Gesù entrò di nuovo a Cafarnao dopo alcuni giorni. Si seppe che era in casa e si radunarono tante persone, da non esserci più posto neanche davanti alla porta, ed egli annunziava loro la parola.

Si recarono da lui con un paralitico portato da quattro persone. Non potendo però portarglielo innanzi, a causa della folla, scoperchiarono il tetto nel punto dov’egli si trovava e, fatta un’apertura, calarono il lettuccio su cui giaceva il paralitico. Gesù, vista la loro fede, disse al paralitico: «Figliolo, ti sono rimessi i tuoi peccati».

Seduti là erano alcuni scribi che pensavano in cuor loro: «Perché costui parla così? Bestemmia! Chi può rimettere i peccati se non Dio solo?». Ma Gesù, avendo subito conosciuto nel suo spirito che così pensavano tra sé, disse loro: «Perché pensate così nei vostri cuori? Che cosa è più facile: dire al paralitico: Ti sono rimessi i peccati, o dire: Alzati, prendi il tuo lettuccio e cammina? Ora, perché sappiate che il Figlio dell’uomo ha il potere sulla terra di rimettere i peccati, ti ordino – disse al paralitico – alzati, prendi il tuo lettuccio e va’ a casa tua». Quegli si alzò, prese il suo lettuccio e se ne andò in presenza di tutti e tutti si meravigliarono e lodavano Dio dicendo: «Non abbiamo mai visto nulla di simile!».

Viene portato da Gesù un uomo che non può camminare: un paralitico. Quanto deve aver sofferto, quest’uomo, per la sua condizione?
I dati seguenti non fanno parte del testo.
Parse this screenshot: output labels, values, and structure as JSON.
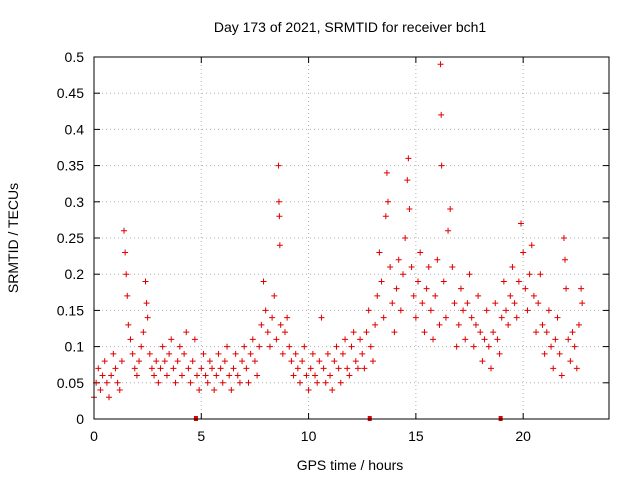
{
  "chart_data": {
    "type": "scatter",
    "title": "Day 173 of 2021, SRMTID for receiver bch1",
    "xlabel": "GPS time / hours",
    "ylabel": "SRMTID / TECUs",
    "xlim": [
      0,
      24
    ],
    "ylim": [
      0,
      0.5
    ],
    "x_ticks": [
      {
        "value": 0,
        "label": "0"
      },
      {
        "value": 5,
        "label": "5"
      },
      {
        "value": 10,
        "label": "10"
      },
      {
        "value": 15,
        "label": "15"
      },
      {
        "value": 20,
        "label": "20"
      }
    ],
    "y_ticks": [
      {
        "value": 0,
        "label": "0"
      },
      {
        "value": 0.05,
        "label": "0.05"
      },
      {
        "value": 0.1,
        "label": "0.1"
      },
      {
        "value": 0.15,
        "label": "0.15"
      },
      {
        "value": 0.2,
        "label": "0.2"
      },
      {
        "value": 0.25,
        "label": "0.25"
      },
      {
        "value": 0.3,
        "label": "0.3"
      },
      {
        "value": 0.35,
        "label": "0.35"
      },
      {
        "value": 0.4,
        "label": "0.4"
      },
      {
        "value": 0.45,
        "label": "0.45"
      },
      {
        "value": 0.5,
        "label": "0.5"
      }
    ],
    "grid": true,
    "marker": "+",
    "color": "#e00000",
    "axis_markers_x": [
      4.75,
      12.85,
      18.95
    ],
    "series": [
      {
        "name": "SRMTID",
        "points": [
          [
            0.0,
            0.03
          ],
          [
            0.1,
            0.05
          ],
          [
            0.2,
            0.07
          ],
          [
            0.3,
            0.04
          ],
          [
            0.4,
            0.06
          ],
          [
            0.5,
            0.08
          ],
          [
            0.6,
            0.05
          ],
          [
            0.7,
            0.03
          ],
          [
            0.8,
            0.06
          ],
          [
            0.9,
            0.09
          ],
          [
            1.0,
            0.07
          ],
          [
            1.1,
            0.05
          ],
          [
            1.2,
            0.04
          ],
          [
            1.3,
            0.08
          ],
          [
            1.4,
            0.26
          ],
          [
            1.45,
            0.23
          ],
          [
            1.5,
            0.2
          ],
          [
            1.55,
            0.17
          ],
          [
            1.6,
            0.13
          ],
          [
            1.7,
            0.11
          ],
          [
            1.8,
            0.09
          ],
          [
            1.9,
            0.07
          ],
          [
            2.0,
            0.06
          ],
          [
            2.1,
            0.08
          ],
          [
            2.2,
            0.1
          ],
          [
            2.3,
            0.12
          ],
          [
            2.4,
            0.19
          ],
          [
            2.45,
            0.16
          ],
          [
            2.5,
            0.14
          ],
          [
            2.6,
            0.09
          ],
          [
            2.7,
            0.07
          ],
          [
            2.8,
            0.06
          ],
          [
            2.9,
            0.08
          ],
          [
            3.0,
            0.05
          ],
          [
            3.1,
            0.07
          ],
          [
            3.2,
            0.1
          ],
          [
            3.3,
            0.08
          ],
          [
            3.4,
            0.06
          ],
          [
            3.5,
            0.09
          ],
          [
            3.6,
            0.11
          ],
          [
            3.7,
            0.07
          ],
          [
            3.8,
            0.05
          ],
          [
            3.9,
            0.08
          ],
          [
            4.0,
            0.1
          ],
          [
            4.1,
            0.06
          ],
          [
            4.2,
            0.09
          ],
          [
            4.3,
            0.12
          ],
          [
            4.4,
            0.07
          ],
          [
            4.5,
            0.05
          ],
          [
            4.6,
            0.08
          ],
          [
            4.7,
            0.11
          ],
          [
            4.8,
            0.06
          ],
          [
            4.9,
            0.04
          ],
          [
            5.0,
            0.07
          ],
          [
            5.1,
            0.09
          ],
          [
            5.2,
            0.06
          ],
          [
            5.3,
            0.05
          ],
          [
            5.4,
            0.08
          ],
          [
            5.5,
            0.07
          ],
          [
            5.6,
            0.04
          ],
          [
            5.7,
            0.06
          ],
          [
            5.8,
            0.09
          ],
          [
            5.9,
            0.07
          ],
          [
            6.0,
            0.05
          ],
          [
            6.1,
            0.08
          ],
          [
            6.2,
            0.1
          ],
          [
            6.3,
            0.06
          ],
          [
            6.4,
            0.04
          ],
          [
            6.5,
            0.07
          ],
          [
            6.6,
            0.09
          ],
          [
            6.7,
            0.06
          ],
          [
            6.8,
            0.05
          ],
          [
            6.9,
            0.08
          ],
          [
            7.0,
            0.1
          ],
          [
            7.1,
            0.07
          ],
          [
            7.2,
            0.05
          ],
          [
            7.3,
            0.09
          ],
          [
            7.4,
            0.11
          ],
          [
            7.5,
            0.08
          ],
          [
            7.6,
            0.06
          ],
          [
            7.7,
            0.1
          ],
          [
            7.8,
            0.13
          ],
          [
            7.9,
            0.19
          ],
          [
            8.0,
            0.15
          ],
          [
            8.1,
            0.12
          ],
          [
            8.2,
            0.1
          ],
          [
            8.3,
            0.14
          ],
          [
            8.4,
            0.17
          ],
          [
            8.5,
            0.11
          ],
          [
            8.6,
            0.35
          ],
          [
            8.62,
            0.3
          ],
          [
            8.64,
            0.28
          ],
          [
            8.66,
            0.24
          ],
          [
            8.7,
            0.13
          ],
          [
            8.8,
            0.09
          ],
          [
            8.9,
            0.12
          ],
          [
            9.0,
            0.14
          ],
          [
            9.1,
            0.1
          ],
          [
            9.2,
            0.08
          ],
          [
            9.3,
            0.06
          ],
          [
            9.4,
            0.09
          ],
          [
            9.5,
            0.07
          ],
          [
            9.6,
            0.05
          ],
          [
            9.7,
            0.08
          ],
          [
            9.8,
            0.1
          ],
          [
            9.9,
            0.06
          ],
          [
            10.0,
            0.04
          ],
          [
            10.1,
            0.07
          ],
          [
            10.2,
            0.09
          ],
          [
            10.3,
            0.06
          ],
          [
            10.4,
            0.05
          ],
          [
            10.5,
            0.08
          ],
          [
            10.6,
            0.14
          ],
          [
            10.7,
            0.07
          ],
          [
            10.8,
            0.05
          ],
          [
            10.9,
            0.09
          ],
          [
            11.0,
            0.06
          ],
          [
            11.1,
            0.04
          ],
          [
            11.2,
            0.08
          ],
          [
            11.3,
            0.1
          ],
          [
            11.4,
            0.07
          ],
          [
            11.5,
            0.05
          ],
          [
            11.6,
            0.09
          ],
          [
            11.7,
            0.11
          ],
          [
            11.8,
            0.07
          ],
          [
            11.9,
            0.06
          ],
          [
            12.0,
            0.1
          ],
          [
            12.1,
            0.12
          ],
          [
            12.2,
            0.08
          ],
          [
            12.3,
            0.07
          ],
          [
            12.4,
            0.11
          ],
          [
            12.5,
            0.09
          ],
          [
            12.6,
            0.07
          ],
          [
            12.7,
            0.12
          ],
          [
            12.8,
            0.15
          ],
          [
            12.9,
            0.1
          ],
          [
            13.0,
            0.08
          ],
          [
            13.1,
            0.13
          ],
          [
            13.2,
            0.17
          ],
          [
            13.3,
            0.23
          ],
          [
            13.4,
            0.19
          ],
          [
            13.5,
            0.14
          ],
          [
            13.6,
            0.28
          ],
          [
            13.65,
            0.34
          ],
          [
            13.7,
            0.3
          ],
          [
            13.8,
            0.21
          ],
          [
            13.9,
            0.16
          ],
          [
            14.0,
            0.12
          ],
          [
            14.1,
            0.18
          ],
          [
            14.2,
            0.22
          ],
          [
            14.3,
            0.15
          ],
          [
            14.4,
            0.2
          ],
          [
            14.5,
            0.25
          ],
          [
            14.6,
            0.33
          ],
          [
            14.65,
            0.36
          ],
          [
            14.7,
            0.29
          ],
          [
            14.8,
            0.21
          ],
          [
            14.9,
            0.17
          ],
          [
            15.0,
            0.14
          ],
          [
            15.1,
            0.19
          ],
          [
            15.2,
            0.23
          ],
          [
            15.3,
            0.16
          ],
          [
            15.4,
            0.12
          ],
          [
            15.5,
            0.18
          ],
          [
            15.6,
            0.21
          ],
          [
            15.7,
            0.15
          ],
          [
            15.8,
            0.11
          ],
          [
            15.9,
            0.17
          ],
          [
            16.0,
            0.22
          ],
          [
            16.1,
            0.13
          ],
          [
            16.15,
            0.49
          ],
          [
            16.18,
            0.42
          ],
          [
            16.2,
            0.35
          ],
          [
            16.3,
            0.19
          ],
          [
            16.4,
            0.14
          ],
          [
            16.5,
            0.26
          ],
          [
            16.6,
            0.29
          ],
          [
            16.7,
            0.21
          ],
          [
            16.8,
            0.16
          ],
          [
            16.9,
            0.1
          ],
          [
            17.0,
            0.13
          ],
          [
            17.1,
            0.18
          ],
          [
            17.2,
            0.15
          ],
          [
            17.3,
            0.11
          ],
          [
            17.4,
            0.16
          ],
          [
            17.5,
            0.2
          ],
          [
            17.6,
            0.14
          ],
          [
            17.7,
            0.1
          ],
          [
            17.8,
            0.13
          ],
          [
            17.9,
            0.17
          ],
          [
            18.0,
            0.12
          ],
          [
            18.1,
            0.08
          ],
          [
            18.2,
            0.11
          ],
          [
            18.3,
            0.15
          ],
          [
            18.4,
            0.1
          ],
          [
            18.5,
            0.07
          ],
          [
            18.6,
            0.12
          ],
          [
            18.7,
            0.16
          ],
          [
            18.8,
            0.11
          ],
          [
            18.9,
            0.09
          ],
          [
            19.0,
            0.14
          ],
          [
            19.1,
            0.19
          ],
          [
            19.2,
            0.15
          ],
          [
            19.3,
            0.13
          ],
          [
            19.4,
            0.17
          ],
          [
            19.5,
            0.21
          ],
          [
            19.6,
            0.16
          ],
          [
            19.7,
            0.14
          ],
          [
            19.8,
            0.19
          ],
          [
            19.9,
            0.27
          ],
          [
            20.0,
            0.23
          ],
          [
            20.1,
            0.18
          ],
          [
            20.2,
            0.15
          ],
          [
            20.3,
            0.2
          ],
          [
            20.4,
            0.24
          ],
          [
            20.5,
            0.17
          ],
          [
            20.6,
            0.12
          ],
          [
            20.7,
            0.16
          ],
          [
            20.8,
            0.2
          ],
          [
            20.9,
            0.13
          ],
          [
            21.0,
            0.09
          ],
          [
            21.1,
            0.12
          ],
          [
            21.2,
            0.15
          ],
          [
            21.3,
            0.1
          ],
          [
            21.4,
            0.07
          ],
          [
            21.5,
            0.11
          ],
          [
            21.6,
            0.14
          ],
          [
            21.7,
            0.09
          ],
          [
            21.8,
            0.06
          ],
          [
            21.9,
            0.25
          ],
          [
            21.95,
            0.22
          ],
          [
            22.0,
            0.18
          ],
          [
            22.1,
            0.11
          ],
          [
            22.2,
            0.08
          ],
          [
            22.3,
            0.12
          ],
          [
            22.4,
            0.1
          ],
          [
            22.5,
            0.07
          ],
          [
            22.6,
            0.13
          ],
          [
            22.7,
            0.18
          ],
          [
            22.75,
            0.16
          ]
        ]
      }
    ]
  }
}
Eppure, Gesù, guarendo prima il suo cuore e poi il suo corpo, sembra dirci che tornare in salute spiritualmente è ancora più importante.

E non c’è altra cura al tuo peccato, se non il perdono di Dio.

Non è facile vivere bene il sacramento della Confessione (o Riconciliazione), eppure, più lo viviamo, più lo capiamo. 

E ci aiuta ad essere umili, a riconoscere il bene e il male nella nostra vita, a lavorare sui nostri limiti e a ringraziare Dio per i passi in avanti. 

Perché confessarsi da un prete, che è un peccatore come noi? Perché a Dio piace che nessuno si salvi da solo. Non tutti sanno, forse, che anche i sacerdoti si accostano a un altro sacerdote per chiedere il perdono del Signore.

Nessuno si può autoassolvere, abbiamo sempre bisogno di camminare con qualcun altro verso la Salvezza.